Ahem. Why both of my parents are probably bad. And probably why I'm gonna be too
My father mentally scarred me. He didnt envision me as A Child. But as an adult. I was with him for a short amount of time as a child. But the gestures and Comments he made about me during that time made me. Let's say. Uncomfortable. He never molested me though. Just certain gestures and comments. And he did drugs. Lots
My mother. She Abandoned me to go out with men from Gangs,People who were dangerous. And horrible people. She also went to parties and to get drugs. My mother was with me for most of my life. I constantly moved to my Grandparents and hers in the span of 8 years. And she left me with those men while she worked. They abused us and scarred me causing my PTSD and Depression.
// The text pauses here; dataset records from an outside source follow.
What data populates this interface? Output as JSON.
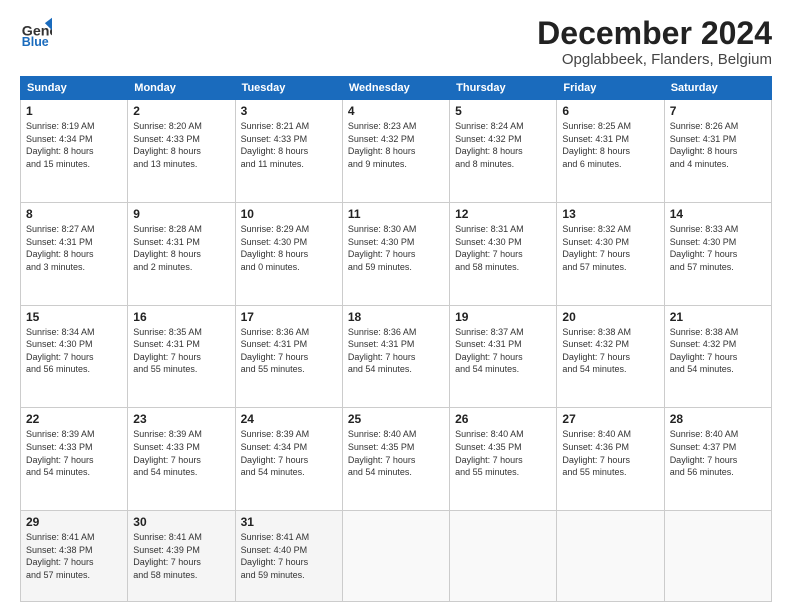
{
  "header": {
    "logo_line1": "General",
    "logo_line2": "Blue",
    "title": "December 2024",
    "subtitle": "Opglabbeek, Flanders, Belgium"
  },
  "weekdays": [
    "Sunday",
    "Monday",
    "Tuesday",
    "Wednesday",
    "Thursday",
    "Friday",
    "Saturday"
  ],
  "weeks": [
    [
      {
        "day": "1",
        "info": "Sunrise: 8:19 AM\nSunset: 4:34 PM\nDaylight: 8 hours\nand 15 minutes."
      },
      {
        "day": "2",
        "info": "Sunrise: 8:20 AM\nSunset: 4:33 PM\nDaylight: 8 hours\nand 13 minutes."
      },
      {
        "day": "3",
        "info": "Sunrise: 8:21 AM\nSunset: 4:33 PM\nDaylight: 8 hours\nand 11 minutes."
      },
      {
        "day": "4",
        "info": "Sunrise: 8:23 AM\nSunset: 4:32 PM\nDaylight: 8 hours\nand 9 minutes."
      },
      {
        "day": "5",
        "info": "Sunrise: 8:24 AM\nSunset: 4:32 PM\nDaylight: 8 hours\nand 8 minutes."
      },
      {
        "day": "6",
        "info": "Sunrise: 8:25 AM\nSunset: 4:31 PM\nDaylight: 8 hours\nand 6 minutes."
      },
      {
        "day": "7",
        "info": "Sunrise: 8:26 AM\nSunset: 4:31 PM\nDaylight: 8 hours\nand 4 minutes."
      }
    ],
    [
      {
        "day": "8",
        "info": "Sunrise: 8:27 AM\nSunset: 4:31 PM\nDaylight: 8 hours\nand 3 minutes."
      },
      {
        "day": "9",
        "info": "Sunrise: 8:28 AM\nSunset: 4:31 PM\nDaylight: 8 hours\nand 2 minutes."
      },
      {
        "day": "10",
        "info": "Sunrise: 8:29 AM\nSunset: 4:30 PM\nDaylight: 8 hours\nand 0 minutes."
      },
      {
        "day": "11",
        "info": "Sunrise: 8:30 AM\nSunset: 4:30 PM\nDaylight: 7 hours\nand 59 minutes."
      },
      {
        "day": "12",
        "info": "Sunrise: 8:31 AM\nSunset: 4:30 PM\nDaylight: 7 hours\nand 58 minutes."
      },
      {
        "day": "13",
        "info": "Sunrise: 8:32 AM\nSunset: 4:30 PM\nDaylight: 7 hours\nand 57 minutes."
      },
      {
        "day": "14",
        "info": "Sunrise: 8:33 AM\nSunset: 4:30 PM\nDaylight: 7 hours\nand 57 minutes."
      }
    ],
    [
      {
        "day": "15",
        "info": "Sunrise: 8:34 AM\nSunset: 4:30 PM\nDaylight: 7 hours\nand 56 minutes."
      },
      {
        "day": "16",
        "info": "Sunrise: 8:35 AM\nSunset: 4:31 PM\nDaylight: 7 hours\nand 55 minutes."
      },
      {
        "day": "17",
        "info": "Sunrise: 8:36 AM\nSunset: 4:31 PM\nDaylight: 7 hours\nand 55 minutes."
      },
      {
        "day": "18",
        "info": "Sunrise: 8:36 AM\nSunset: 4:31 PM\nDaylight: 7 hours\nand 54 minutes."
      },
      {
        "day": "19",
        "info": "Sunrise: 8:37 AM\nSunset: 4:31 PM\nDaylight: 7 hours\nand 54 minutes."
      },
      {
        "day": "20",
        "info": "Sunrise: 8:38 AM\nSunset: 4:32 PM\nDaylight: 7 hours\nand 54 minutes."
      },
      {
        "day": "21",
        "info": "Sunrise: 8:38 AM\nSunset: 4:32 PM\nDaylight: 7 hours\nand 54 minutes."
      }
    ],
    [
      {
        "day": "22",
        "info": "Sunrise: 8:39 AM\nSunset: 4:33 PM\nDaylight: 7 hours\nand 54 minutes."
      },
      {
        "day": "23",
        "info": "Sunrise: 8:39 AM\nSunset: 4:33 PM\nDaylight: 7 hours\nand 54 minutes."
      },
      {
        "day": "24",
        "info": "Sunrise: 8:39 AM\nSunset: 4:34 PM\nDaylight: 7 hours\nand 54 minutes."
      },
      {
        "day": "25",
        "info": "Sunrise: 8:40 AM\nSunset: 4:35 PM\nDaylight: 7 hours\nand 54 minutes."
      },
      {
        "day": "26",
        "info": "Sunrise: 8:40 AM\nSunset: 4:35 PM\nDaylight: 7 hours\nand 55 minutes."
      },
      {
        "day": "27",
        "info": "Sunrise: 8:40 AM\nSunset: 4:36 PM\nDaylight: 7 hours\nand 55 minutes."
      },
      {
        "day": "28",
        "info": "Sunrise: 8:40 AM\nSunset: 4:37 PM\nDaylight: 7 hours\nand 56 minutes."
      }
    ],
    [
      {
        "day": "29",
        "info": "Sunrise: 8:41 AM\nSunset: 4:38 PM\nDaylight: 7 hours\nand 57 minutes."
      },
      {
        "day": "30",
        "info": "Sunrise: 8:41 AM\nSunset: 4:39 PM\nDaylight: 7 hours\nand 58 minutes."
      },
      {
        "day": "31",
        "info": "Sunrise: 8:41 AM\nSunset: 4:40 PM\nDaylight: 7 hours\nand 59 minutes."
      },
      {
        "day": "",
        "info": ""
      },
      {
        "day": "",
        "info": ""
      },
      {
        "day": "",
        "info": ""
      },
      {
        "day": "",
        "info": ""
      }
    ]
  ]
}
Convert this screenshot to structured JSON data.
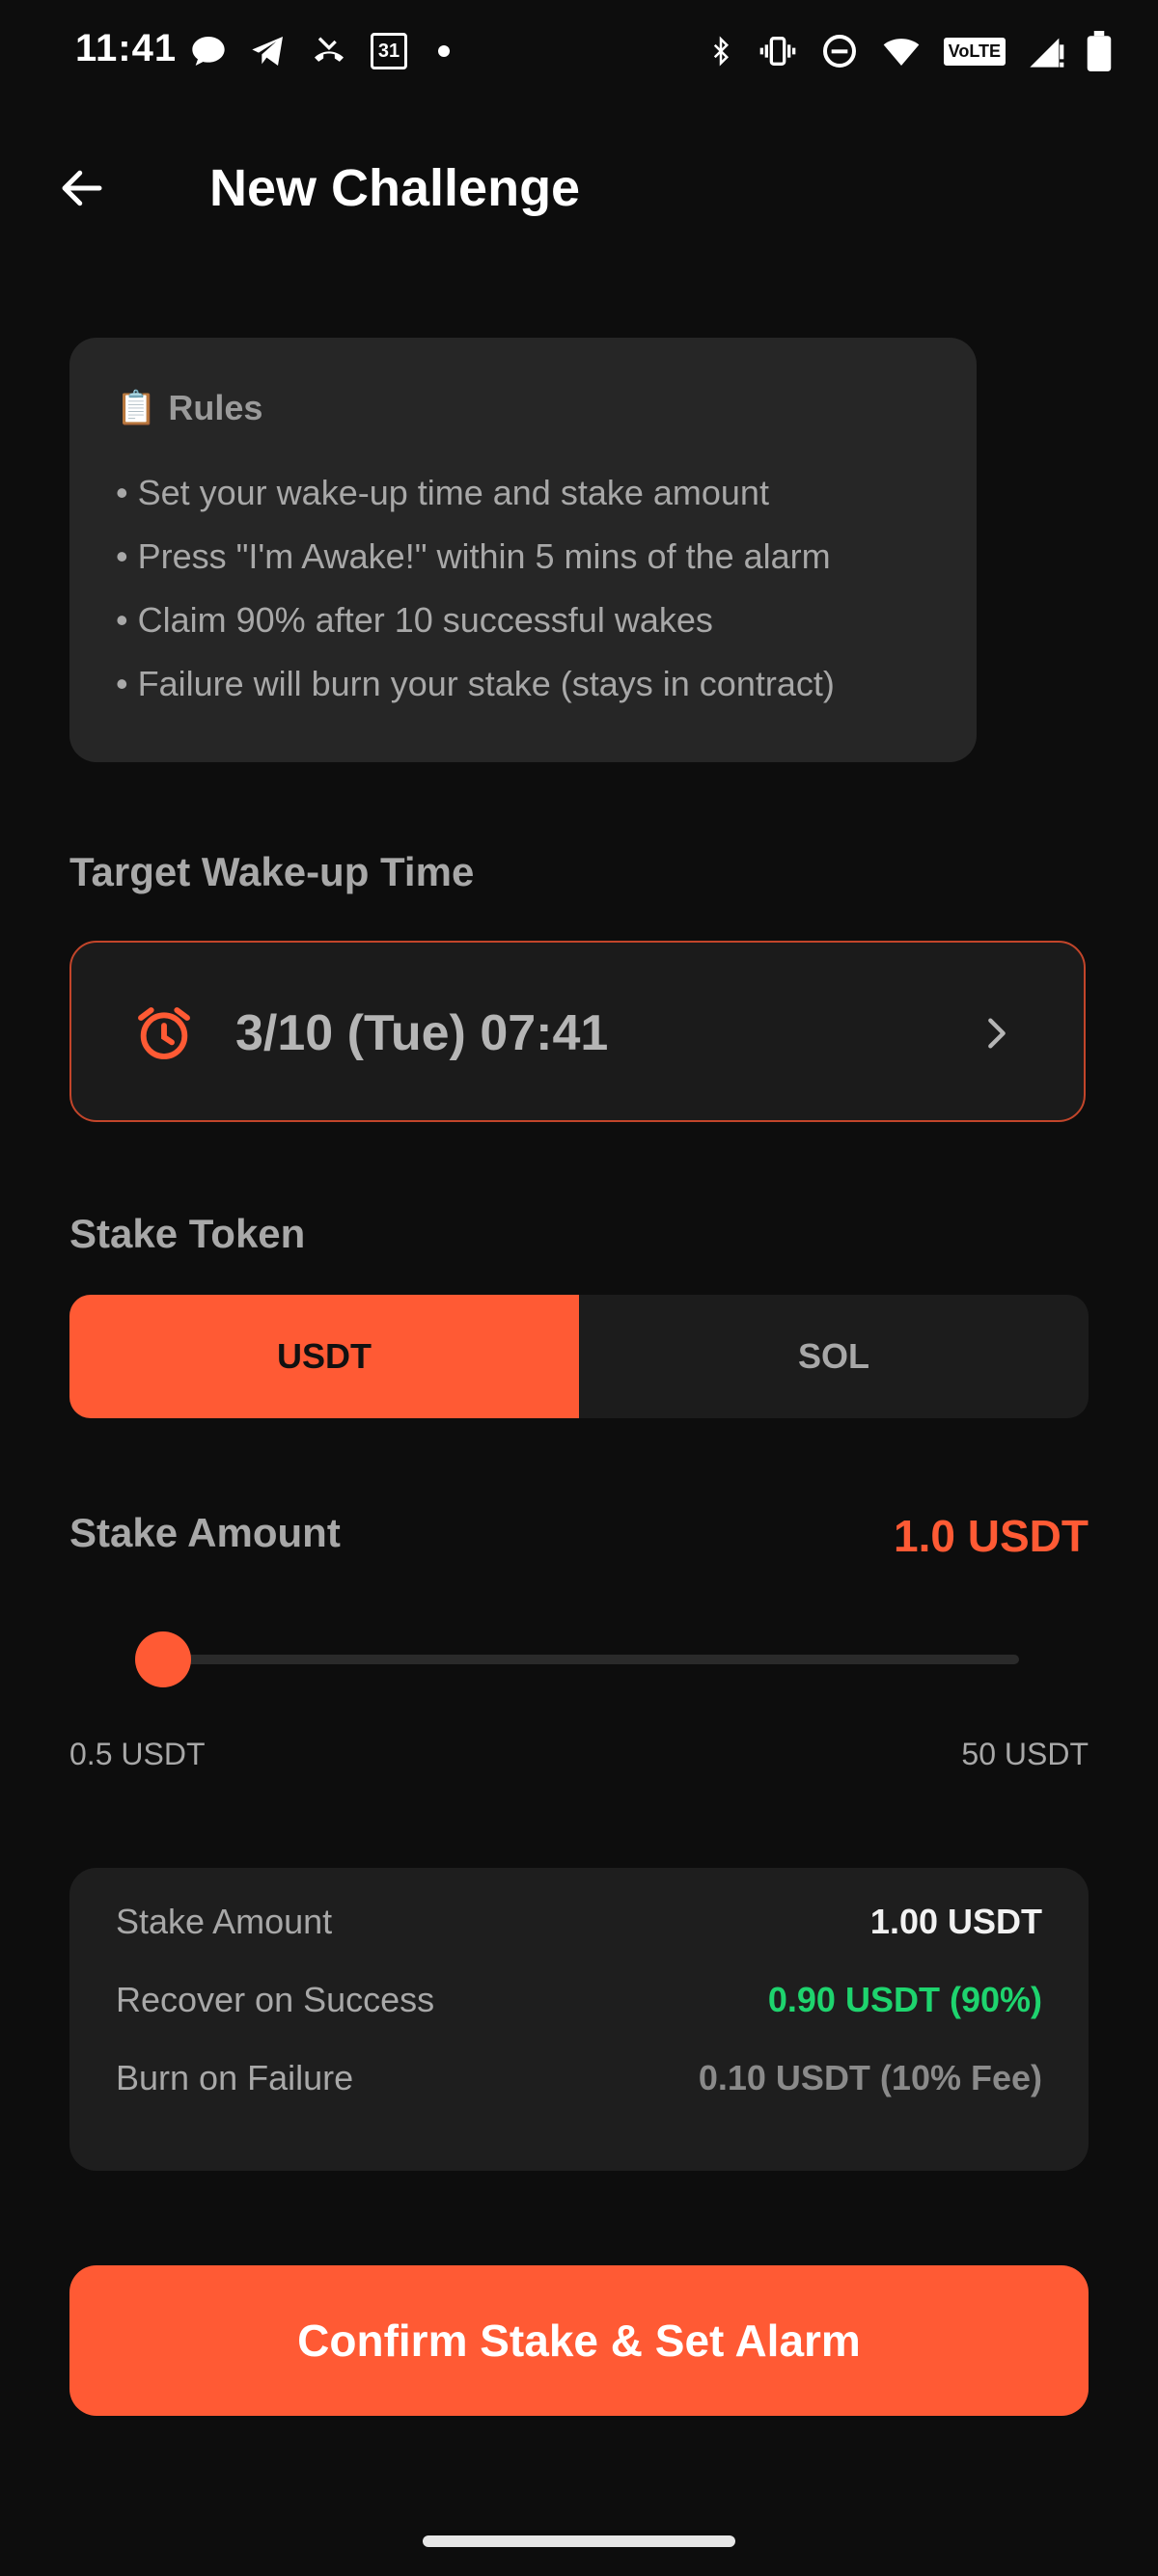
{
  "status_bar": {
    "time": "11:41",
    "left_icons": [
      "chat-bubble-icon",
      "telegram-icon",
      "missed-call-icon",
      "calendar-icon",
      "dot-icon"
    ],
    "calendar_day": "31",
    "right_icons": [
      "bluetooth-icon",
      "vibrate-icon",
      "dnd-icon",
      "wifi-icon",
      "volte-icon",
      "signal-icon",
      "battery-icon"
    ],
    "volte_label": "VoLTE"
  },
  "app_bar": {
    "title": "New Challenge"
  },
  "rules": {
    "icon": "📋",
    "title": "Rules",
    "items": [
      "• Set your wake-up time and stake amount",
      "• Press \"I'm Awake!\" within 5 mins of the alarm",
      "• Claim 90% after 10 successful wakes",
      "• Failure will burn your stake (stays in contract)"
    ]
  },
  "wake_time": {
    "label": "Target Wake-up Time",
    "value": "3/10 (Tue) 07:41"
  },
  "stake_token": {
    "label": "Stake Token",
    "options": [
      "USDT",
      "SOL"
    ],
    "selected": "USDT"
  },
  "stake_amount": {
    "label": "Stake Amount",
    "value_display": "1.0 USDT",
    "min_label": "0.5 USDT",
    "max_label": "50 USDT",
    "min": 0.5,
    "max": 50,
    "current": 1.0
  },
  "summary": {
    "rows": [
      {
        "label": "Stake Amount",
        "value": "1.00 USDT"
      },
      {
        "label": "Recover on Success",
        "value": "0.90 USDT (90%)"
      },
      {
        "label": "Burn on Failure",
        "value": "0.10 USDT (10% Fee)"
      }
    ]
  },
  "confirm_button": {
    "label": "Confirm Stake & Set Alarm"
  },
  "colors": {
    "accent": "#ff5a34",
    "success": "#1ed46e",
    "background": "#0d0d0d",
    "card": "#262626"
  }
}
My mother left me with my Uncle and his wife. I only trusted my uncle but he was barely home until 7:30. So for the rest of the day I stayed with his wife. And I emotionally abused her causing her to be emotional about me. And know I regret that. But that was because I was only taught to trust family by my mother because of the emotional trauma her Boyfriends gave me. She never taught me it. But I taught myself that aswell as alot of other things. I also starved alot because my mom barely had the money to feed me
Me
I'm very smart as alot of people in my family say. I have PTSD,ADHD/ADD,Depression,Depersonalization Didorder and Anger issues. I caused alot of emotional trauma to the rest of my family due to my horrible past and the way I taught myself. I still only trust my family and only some of my friends. I absolutely hate myself and think it's my fault my Mother and Father hated and abandoned me.